Having this opportunity to reflect on my life I now better realise that I was so fortunate to have been gifted with so many experiences, each shaping my own development and resulting in the person I would become. Being born in post war Britain when poverty was still common place, into a Christian Family, and one of four boys helped me to appreciate the value of sharing and the importance of friendships, this helped to provide me with a moral code that has stayed with me throughout my life. This doesn’t mean that I was a saint that would be far from the truth, I have made so many mistakes and have so many regrets but the appreciation of right and wrong I hope has always ensured that I was aware of my shortcomings and I am thankful that I was always given the opportunity to change.
Little did I know the impact that losing the sight in my eye as a child would have on my early development, a lack of depth perception would mean that everyday tasks such as classroom learning would be much more difficult and with reduced peripheral vision meant that simple tasks such a crossing the street or even looking over your shoulder would become challenging. It seems strange then that no one ever questioned the impact injuries such as these have had on our lives or the restrictions it places upon you, opticians have said on many occasions that only having the sight in one eye is not classed as partially sighted, which still leaves me confused? If only one eye of two is working it would appear logical thatthe result is partial.

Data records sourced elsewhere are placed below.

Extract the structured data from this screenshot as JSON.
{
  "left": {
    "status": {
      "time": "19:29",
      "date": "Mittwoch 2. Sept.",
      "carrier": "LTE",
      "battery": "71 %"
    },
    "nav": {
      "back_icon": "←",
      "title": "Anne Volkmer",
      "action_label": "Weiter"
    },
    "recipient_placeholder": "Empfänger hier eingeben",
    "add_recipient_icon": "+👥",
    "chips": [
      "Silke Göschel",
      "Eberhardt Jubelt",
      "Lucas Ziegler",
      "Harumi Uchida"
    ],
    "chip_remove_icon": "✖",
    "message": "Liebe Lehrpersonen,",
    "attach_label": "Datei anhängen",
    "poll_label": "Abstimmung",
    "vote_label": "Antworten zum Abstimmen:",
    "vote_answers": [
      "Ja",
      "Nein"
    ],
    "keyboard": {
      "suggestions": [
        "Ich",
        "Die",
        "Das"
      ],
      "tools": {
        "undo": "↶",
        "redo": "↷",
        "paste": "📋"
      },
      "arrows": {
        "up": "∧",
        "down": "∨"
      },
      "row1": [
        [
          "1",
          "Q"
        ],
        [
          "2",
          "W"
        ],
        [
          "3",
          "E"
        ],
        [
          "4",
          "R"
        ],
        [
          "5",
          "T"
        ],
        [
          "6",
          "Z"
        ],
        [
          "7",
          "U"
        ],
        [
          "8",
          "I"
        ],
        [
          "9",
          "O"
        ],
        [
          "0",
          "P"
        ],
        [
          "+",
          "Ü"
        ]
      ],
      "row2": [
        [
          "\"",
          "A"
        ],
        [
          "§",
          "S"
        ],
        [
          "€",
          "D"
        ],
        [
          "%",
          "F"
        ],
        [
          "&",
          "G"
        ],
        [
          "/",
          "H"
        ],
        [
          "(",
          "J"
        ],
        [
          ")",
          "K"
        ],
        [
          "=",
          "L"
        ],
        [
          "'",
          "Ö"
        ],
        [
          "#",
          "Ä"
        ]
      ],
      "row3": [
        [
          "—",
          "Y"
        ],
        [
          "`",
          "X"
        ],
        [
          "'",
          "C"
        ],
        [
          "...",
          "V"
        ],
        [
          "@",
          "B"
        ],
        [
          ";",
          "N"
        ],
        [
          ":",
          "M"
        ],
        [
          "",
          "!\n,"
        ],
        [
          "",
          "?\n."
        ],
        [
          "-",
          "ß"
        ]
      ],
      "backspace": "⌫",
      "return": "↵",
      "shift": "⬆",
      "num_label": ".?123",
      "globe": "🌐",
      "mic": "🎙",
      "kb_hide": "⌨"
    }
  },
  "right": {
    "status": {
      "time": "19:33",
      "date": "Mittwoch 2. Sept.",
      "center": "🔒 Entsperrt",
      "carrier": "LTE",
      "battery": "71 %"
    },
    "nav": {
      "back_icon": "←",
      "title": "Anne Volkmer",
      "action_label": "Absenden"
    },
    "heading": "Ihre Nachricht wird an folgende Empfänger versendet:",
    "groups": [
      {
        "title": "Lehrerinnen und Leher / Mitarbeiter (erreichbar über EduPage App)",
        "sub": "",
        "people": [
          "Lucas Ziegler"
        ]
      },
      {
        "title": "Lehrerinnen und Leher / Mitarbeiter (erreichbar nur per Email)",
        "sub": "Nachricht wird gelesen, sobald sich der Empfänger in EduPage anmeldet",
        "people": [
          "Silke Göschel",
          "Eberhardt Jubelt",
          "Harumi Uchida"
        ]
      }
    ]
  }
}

I am conscious that the content on this site may be seen as a record of achievement this is not the case, hopefully it’s appreciated as a record of celebration, an offering of hope to anyone feeling disadvantaged as they travel on their own personal journey and a realisation that anything is possible, if you believe.
I have been so fortunate to meet so many influential people in my life some that had a profound effect on my own development unknowingly shaping and forming the character I have become. If there was one great lesson I learnt from my own journey it’s that regardless of status, wealth, religion, colour or belief we are all just people.